有人说 Python 不支持函数重载?
众所周知,Python 是动态语言,所谓动态语言,就是变量的类型是动态的,程序运行期间变量类型可以随意变化,由于 Python 的变量是没有固定类型的,而函数重载却依赖变量类型,重载就是定义多个同名函数,但这些同名函数的参数类型不同,传入不同类型的参数时执行与之对应的函数。
Python 的变量没有类型,因此 Python 语法本身不支持函数重载,因此有人说 Python 不支持函数重载这话本身是正确的,不过本文想说的是,Python 动态语言的灵活性根本不需要通过函数重载就可以实现一个函数多个功能。
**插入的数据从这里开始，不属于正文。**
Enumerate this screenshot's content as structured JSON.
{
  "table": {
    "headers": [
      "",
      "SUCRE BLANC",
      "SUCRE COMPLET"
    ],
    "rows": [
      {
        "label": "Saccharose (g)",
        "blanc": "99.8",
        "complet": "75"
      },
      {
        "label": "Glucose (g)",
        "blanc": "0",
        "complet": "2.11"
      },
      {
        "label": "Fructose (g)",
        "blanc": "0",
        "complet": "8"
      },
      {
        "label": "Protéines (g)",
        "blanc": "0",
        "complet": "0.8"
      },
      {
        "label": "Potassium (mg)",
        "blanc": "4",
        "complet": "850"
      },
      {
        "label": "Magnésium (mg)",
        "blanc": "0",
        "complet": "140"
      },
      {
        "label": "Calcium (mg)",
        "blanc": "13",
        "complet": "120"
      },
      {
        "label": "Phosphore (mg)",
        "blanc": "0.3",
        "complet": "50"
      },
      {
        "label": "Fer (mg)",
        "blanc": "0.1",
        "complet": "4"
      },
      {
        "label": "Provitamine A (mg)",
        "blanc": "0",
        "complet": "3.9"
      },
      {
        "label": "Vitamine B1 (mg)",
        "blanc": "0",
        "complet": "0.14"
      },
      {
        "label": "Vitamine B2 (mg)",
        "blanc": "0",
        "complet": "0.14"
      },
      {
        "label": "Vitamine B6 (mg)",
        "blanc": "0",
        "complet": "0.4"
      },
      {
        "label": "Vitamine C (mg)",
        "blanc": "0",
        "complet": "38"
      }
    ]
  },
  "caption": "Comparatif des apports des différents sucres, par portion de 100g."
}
不过要让 Python 真正支持函数重载,也就可以的实现的具体来说有两种方案。
方案一、伪重载
Java 那种重载的好处是从函数的形式上可以看出函数支持哪些变量类型,而 Python 由于变量没有固定的类型,这一点可读性就不太好,比如说下面的函数 fun,其实是支持两种参数,一种是全部是字符串,一种是全部都是整数,但是不看代码的话,其实是看不出来的:
def fun(x, y):
if isinstance(x, str) and isinstance(y, str):
print(f"str {x =}, {y = } ")
elif isinstance(x, int) and isinstance(y, int):
print(f"int {x = }, {y = }")
fun("hello", "world")
fun(1,2)
运行结果
str x ='hello', y = 'world'
int x = 1, y = 2
不过好在 Python 有类型提示,借助于 Python 的标准库 typing,我们也可以写出重载形式的代码:
import typing
class A:
@typing.overload
def fun(self, x: str, y: str) -> None:
pass
@typing.overload
def fun(self, x: int, y: int) -> None:
pass
def fun(self, x, y) -> None:
if isinstance(x, str) and isinstance(y, str):
print(f"str {x =}, {y = } ")
elif isinstance(x, int) and isinstance(y, int):
print(f"int {x = }, {y = }")
if __name__ == "__main__":
a = A()
a.fun("hello", "world")
a.fun(1, 2)
运行结果:
str x ='hello', y = 'world'
int x = 1, y = 2
这样的话,可读性就提高了,不过这是一种形式上的重载,真正发挥作用的是最后那个没有装饰器的函数,前面两个带装饰器的函数只是为了更好的可读性而存在,没有实际的作用,可以删除,不影响程序运行。
要想实现 Java 那样真正的函数重载,请看方案二。
方案二,借助元类,实现真正的重载
元类是 Python 比较高级的特性,如果一开始就给完整的代码,你可能看不懂,这里循序渐近的展示实现过程。
Python 中一切皆对象,比如说 1 是 int 的实例,int 是 type 实例:
In [7]: a = 5
In [8]: type(a)
Out[8]: int
In [9]: type(int)
Out[9]: type
In [10]:
In [11]: type??
Init signature: type(self, /, *args, **kwargs)
Docstring:
type(object_or_name, bases, dict)
type(object) -> the object's type
type(name, bases, dict) -> a new type
Type: type
Subclasses: ABCMeta, EnumMeta, _TemplateMetaclass, _ABC, MetaHasDescriptors, NamedTupleMeta, _TypedDictMeta, LexerMeta, StyleMeta, _NormalizerMeta, ...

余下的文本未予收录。